The Nevada transportation board on Monday approved a major project designed to improve traffic flow through Reno’s nearly 50-year-old Spaghetti Bowl.
The intersection of Interstate 80 and U.S. 395 was constructed between 1969 and 1972 when the population of the Truckee Meadows was just 130,000. The current population is more than 420,000.
According to engineers, the current interchange simply can’t handle the traffic demands.
PAR Electric was awarded an $8.94 million contract to install IT equipment ranging from electronic signs to radar and other detection devices, lighting, guardrails, computerized systems to monitor trtaffic flows, cameras and other devices. The installations will not only be around the Spaghetti Bowl itself but some distance along both Interstate 80 and U.S. 395 and the McCarran Boulvedard ring road.
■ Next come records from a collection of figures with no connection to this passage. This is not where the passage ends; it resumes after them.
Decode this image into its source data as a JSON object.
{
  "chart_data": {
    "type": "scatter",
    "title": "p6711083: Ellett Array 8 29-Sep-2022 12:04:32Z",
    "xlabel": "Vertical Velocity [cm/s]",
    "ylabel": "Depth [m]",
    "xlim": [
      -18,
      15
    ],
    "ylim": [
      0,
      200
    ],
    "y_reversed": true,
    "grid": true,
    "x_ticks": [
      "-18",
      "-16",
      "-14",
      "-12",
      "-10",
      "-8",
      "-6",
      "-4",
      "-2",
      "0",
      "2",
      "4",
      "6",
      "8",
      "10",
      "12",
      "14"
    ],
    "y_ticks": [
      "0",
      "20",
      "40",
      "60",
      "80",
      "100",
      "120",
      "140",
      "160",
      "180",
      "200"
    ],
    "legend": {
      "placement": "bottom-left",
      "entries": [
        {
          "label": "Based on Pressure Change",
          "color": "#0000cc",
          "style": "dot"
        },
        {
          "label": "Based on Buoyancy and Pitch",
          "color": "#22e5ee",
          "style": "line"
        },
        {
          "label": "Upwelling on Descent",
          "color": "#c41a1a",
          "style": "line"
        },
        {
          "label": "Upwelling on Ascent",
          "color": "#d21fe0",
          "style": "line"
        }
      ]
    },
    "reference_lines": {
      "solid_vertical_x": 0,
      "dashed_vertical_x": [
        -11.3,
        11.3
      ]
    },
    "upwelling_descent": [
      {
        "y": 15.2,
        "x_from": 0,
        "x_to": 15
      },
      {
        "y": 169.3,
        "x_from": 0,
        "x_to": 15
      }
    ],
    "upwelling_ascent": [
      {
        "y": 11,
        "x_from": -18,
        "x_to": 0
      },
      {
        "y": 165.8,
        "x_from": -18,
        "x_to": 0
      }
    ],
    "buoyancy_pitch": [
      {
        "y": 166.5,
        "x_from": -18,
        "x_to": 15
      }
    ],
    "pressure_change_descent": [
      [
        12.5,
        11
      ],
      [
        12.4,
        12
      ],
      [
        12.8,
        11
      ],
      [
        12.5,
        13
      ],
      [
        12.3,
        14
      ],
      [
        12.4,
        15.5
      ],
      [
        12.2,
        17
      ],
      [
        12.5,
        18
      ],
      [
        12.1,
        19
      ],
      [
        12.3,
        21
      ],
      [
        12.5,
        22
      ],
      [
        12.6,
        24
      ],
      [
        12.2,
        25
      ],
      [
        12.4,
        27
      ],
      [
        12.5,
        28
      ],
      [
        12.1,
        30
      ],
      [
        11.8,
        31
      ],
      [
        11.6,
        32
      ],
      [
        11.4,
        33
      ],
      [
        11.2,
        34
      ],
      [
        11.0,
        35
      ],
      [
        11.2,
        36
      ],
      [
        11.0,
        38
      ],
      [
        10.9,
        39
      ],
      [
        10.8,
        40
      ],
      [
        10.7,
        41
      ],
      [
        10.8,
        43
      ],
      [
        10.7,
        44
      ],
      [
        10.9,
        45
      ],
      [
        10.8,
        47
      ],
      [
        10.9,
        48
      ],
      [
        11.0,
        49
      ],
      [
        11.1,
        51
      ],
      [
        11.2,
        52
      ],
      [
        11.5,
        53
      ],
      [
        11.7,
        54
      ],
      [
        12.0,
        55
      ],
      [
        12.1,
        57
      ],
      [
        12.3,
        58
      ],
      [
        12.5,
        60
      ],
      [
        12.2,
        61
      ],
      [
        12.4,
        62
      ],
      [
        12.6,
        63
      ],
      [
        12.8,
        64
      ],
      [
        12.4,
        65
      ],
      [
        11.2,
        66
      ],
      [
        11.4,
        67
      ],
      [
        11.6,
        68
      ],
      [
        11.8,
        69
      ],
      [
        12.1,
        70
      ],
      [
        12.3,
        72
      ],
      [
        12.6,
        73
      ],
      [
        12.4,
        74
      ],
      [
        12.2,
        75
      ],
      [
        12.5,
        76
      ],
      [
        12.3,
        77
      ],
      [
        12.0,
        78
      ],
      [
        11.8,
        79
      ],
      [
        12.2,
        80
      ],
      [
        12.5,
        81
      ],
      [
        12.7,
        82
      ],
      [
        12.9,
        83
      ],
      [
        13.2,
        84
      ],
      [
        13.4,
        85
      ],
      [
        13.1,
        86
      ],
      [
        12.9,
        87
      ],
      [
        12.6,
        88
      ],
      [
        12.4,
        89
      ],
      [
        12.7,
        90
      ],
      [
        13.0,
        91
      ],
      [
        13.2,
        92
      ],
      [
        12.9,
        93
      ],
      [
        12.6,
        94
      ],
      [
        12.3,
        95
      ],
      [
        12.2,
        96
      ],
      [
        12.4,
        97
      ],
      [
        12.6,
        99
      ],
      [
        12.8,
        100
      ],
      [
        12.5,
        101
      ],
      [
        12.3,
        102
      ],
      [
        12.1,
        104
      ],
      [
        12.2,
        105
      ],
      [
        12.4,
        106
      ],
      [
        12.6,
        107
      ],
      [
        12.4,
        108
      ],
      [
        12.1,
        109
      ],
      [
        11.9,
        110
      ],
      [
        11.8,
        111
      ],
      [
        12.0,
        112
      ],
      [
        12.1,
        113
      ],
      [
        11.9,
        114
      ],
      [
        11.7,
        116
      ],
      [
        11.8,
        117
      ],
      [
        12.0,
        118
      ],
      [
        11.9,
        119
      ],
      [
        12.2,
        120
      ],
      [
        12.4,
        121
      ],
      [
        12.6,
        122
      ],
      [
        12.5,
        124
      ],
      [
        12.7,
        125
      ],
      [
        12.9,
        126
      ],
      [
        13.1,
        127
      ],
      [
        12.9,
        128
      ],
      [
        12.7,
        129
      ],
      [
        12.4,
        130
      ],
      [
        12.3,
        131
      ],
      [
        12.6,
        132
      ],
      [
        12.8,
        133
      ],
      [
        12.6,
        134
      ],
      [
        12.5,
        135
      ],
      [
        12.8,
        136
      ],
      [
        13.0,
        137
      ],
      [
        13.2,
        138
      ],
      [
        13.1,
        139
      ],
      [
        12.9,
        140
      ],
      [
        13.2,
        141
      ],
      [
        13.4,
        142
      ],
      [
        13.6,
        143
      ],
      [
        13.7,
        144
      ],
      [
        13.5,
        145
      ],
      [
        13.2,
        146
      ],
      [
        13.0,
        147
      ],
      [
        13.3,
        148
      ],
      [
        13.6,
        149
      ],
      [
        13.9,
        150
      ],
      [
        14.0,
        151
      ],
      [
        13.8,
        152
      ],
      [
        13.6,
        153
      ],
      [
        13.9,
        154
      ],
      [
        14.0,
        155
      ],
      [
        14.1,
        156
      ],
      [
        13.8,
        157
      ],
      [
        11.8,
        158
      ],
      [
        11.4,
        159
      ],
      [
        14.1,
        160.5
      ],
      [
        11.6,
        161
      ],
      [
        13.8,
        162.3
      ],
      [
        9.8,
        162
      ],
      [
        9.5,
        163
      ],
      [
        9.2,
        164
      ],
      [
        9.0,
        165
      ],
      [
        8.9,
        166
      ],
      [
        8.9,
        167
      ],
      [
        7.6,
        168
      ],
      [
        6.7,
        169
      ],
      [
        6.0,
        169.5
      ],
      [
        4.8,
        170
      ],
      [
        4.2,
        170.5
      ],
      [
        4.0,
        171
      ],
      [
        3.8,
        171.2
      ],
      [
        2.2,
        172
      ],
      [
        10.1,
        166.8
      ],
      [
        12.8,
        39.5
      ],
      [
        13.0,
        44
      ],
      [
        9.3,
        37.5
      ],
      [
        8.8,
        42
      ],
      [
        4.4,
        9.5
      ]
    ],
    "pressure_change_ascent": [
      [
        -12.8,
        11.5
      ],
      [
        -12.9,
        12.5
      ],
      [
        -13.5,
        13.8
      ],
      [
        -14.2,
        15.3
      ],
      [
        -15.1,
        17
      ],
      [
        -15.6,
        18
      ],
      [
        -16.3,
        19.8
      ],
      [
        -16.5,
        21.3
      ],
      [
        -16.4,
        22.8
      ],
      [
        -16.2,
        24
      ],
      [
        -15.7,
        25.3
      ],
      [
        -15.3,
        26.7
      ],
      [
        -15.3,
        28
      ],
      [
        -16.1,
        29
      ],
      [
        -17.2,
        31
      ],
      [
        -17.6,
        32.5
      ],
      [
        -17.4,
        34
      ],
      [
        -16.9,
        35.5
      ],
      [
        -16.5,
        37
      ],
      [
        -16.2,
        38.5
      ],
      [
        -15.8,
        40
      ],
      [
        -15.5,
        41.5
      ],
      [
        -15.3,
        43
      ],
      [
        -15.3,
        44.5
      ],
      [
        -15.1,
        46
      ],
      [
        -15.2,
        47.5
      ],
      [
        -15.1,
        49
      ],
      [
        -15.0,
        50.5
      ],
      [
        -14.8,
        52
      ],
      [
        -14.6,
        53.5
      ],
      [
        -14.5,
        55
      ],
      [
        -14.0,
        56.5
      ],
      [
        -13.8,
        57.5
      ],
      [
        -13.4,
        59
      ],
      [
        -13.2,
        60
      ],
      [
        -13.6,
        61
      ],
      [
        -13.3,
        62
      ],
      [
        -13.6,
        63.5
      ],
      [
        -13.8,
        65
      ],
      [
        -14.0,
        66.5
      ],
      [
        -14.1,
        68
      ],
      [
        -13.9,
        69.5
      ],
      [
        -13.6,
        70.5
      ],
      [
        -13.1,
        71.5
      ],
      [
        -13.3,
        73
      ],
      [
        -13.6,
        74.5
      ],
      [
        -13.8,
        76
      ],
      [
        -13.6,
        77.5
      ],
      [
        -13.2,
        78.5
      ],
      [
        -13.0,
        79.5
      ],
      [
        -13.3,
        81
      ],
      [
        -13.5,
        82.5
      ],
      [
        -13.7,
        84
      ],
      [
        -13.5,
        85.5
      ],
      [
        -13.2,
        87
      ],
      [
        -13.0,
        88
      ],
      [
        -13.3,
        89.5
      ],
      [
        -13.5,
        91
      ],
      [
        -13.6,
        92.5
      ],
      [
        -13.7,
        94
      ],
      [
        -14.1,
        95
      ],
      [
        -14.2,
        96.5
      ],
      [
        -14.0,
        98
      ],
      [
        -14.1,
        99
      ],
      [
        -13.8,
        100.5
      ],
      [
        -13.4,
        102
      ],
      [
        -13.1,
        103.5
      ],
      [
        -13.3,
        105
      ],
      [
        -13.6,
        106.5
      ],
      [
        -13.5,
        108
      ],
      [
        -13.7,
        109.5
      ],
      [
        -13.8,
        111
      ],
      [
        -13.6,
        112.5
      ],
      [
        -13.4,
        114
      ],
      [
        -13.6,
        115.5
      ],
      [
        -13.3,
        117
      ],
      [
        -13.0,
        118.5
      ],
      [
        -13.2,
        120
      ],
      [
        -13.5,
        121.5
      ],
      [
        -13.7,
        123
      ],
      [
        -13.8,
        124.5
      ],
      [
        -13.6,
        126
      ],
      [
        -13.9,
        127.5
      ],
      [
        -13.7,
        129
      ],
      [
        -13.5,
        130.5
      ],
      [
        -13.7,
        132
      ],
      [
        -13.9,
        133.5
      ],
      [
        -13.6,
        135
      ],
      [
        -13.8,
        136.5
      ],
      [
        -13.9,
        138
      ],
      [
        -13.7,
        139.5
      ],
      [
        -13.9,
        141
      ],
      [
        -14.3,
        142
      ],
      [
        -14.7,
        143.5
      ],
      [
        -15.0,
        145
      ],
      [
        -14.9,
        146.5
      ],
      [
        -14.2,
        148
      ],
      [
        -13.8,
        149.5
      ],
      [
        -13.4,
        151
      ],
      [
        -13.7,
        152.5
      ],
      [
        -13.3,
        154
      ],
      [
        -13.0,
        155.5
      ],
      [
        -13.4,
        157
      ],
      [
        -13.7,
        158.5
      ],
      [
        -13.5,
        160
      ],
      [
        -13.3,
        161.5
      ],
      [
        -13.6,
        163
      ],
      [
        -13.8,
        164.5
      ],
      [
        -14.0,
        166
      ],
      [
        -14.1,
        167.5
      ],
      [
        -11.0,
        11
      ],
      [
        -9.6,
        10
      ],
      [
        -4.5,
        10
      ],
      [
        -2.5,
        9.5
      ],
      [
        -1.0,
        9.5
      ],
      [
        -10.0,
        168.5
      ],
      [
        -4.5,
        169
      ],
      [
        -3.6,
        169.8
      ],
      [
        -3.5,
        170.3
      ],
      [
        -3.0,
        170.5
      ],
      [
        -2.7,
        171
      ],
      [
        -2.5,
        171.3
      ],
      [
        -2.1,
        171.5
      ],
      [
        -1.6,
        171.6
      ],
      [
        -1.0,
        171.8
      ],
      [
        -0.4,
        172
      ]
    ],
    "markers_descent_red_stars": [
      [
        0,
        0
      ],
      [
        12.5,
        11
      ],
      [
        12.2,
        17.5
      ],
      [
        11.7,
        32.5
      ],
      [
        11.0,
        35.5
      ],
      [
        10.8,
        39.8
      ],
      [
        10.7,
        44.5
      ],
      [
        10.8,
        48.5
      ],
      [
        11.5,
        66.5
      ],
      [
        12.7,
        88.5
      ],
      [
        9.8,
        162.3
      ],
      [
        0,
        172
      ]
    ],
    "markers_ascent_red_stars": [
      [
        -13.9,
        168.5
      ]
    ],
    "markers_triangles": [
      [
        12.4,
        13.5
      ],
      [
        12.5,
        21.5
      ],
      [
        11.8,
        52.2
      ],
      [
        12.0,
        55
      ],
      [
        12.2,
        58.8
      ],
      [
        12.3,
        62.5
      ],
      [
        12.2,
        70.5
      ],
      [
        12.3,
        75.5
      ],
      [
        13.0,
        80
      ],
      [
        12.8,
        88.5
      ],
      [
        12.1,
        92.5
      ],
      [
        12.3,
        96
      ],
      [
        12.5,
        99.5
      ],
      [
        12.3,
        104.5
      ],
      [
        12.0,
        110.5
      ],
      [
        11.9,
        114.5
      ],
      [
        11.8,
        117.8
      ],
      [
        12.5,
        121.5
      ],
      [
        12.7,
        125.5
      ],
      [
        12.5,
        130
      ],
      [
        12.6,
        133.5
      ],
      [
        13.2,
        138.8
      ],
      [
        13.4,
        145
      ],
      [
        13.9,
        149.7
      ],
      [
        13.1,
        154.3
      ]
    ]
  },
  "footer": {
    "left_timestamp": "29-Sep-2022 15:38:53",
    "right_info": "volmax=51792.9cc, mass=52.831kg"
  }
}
NDOT Engineer Thor Dyson described the contract as “an early Band-Aid to fix the problem.”
The plan is the completely reconstruct and redesign the Spaghetti Bowl but that will take several years according to Project Manager Nick Johnson. He said the Environmental Impact Statement alone will take about three years before a design can be finalized.
He told the board chaired by Gov. Brian Sandoval that NDOT has already contracted with CH2M to begin putting together that impact statement.
Board member Tom Skancke asked whether the state might escape those intensive environmental studies under an executive order signed by President Trump in January. He said the intent of that order was that all public projects would be exempt from the environmental process.
NDOT Director Rudy Malfabon said they can check but that he doubts the Spaghetti Bowl could be exempted because of “significant issues with the river and tribal lands.” The freeway goes over the Truckee River and passes right next to the Reno-Sparks Indian Colony.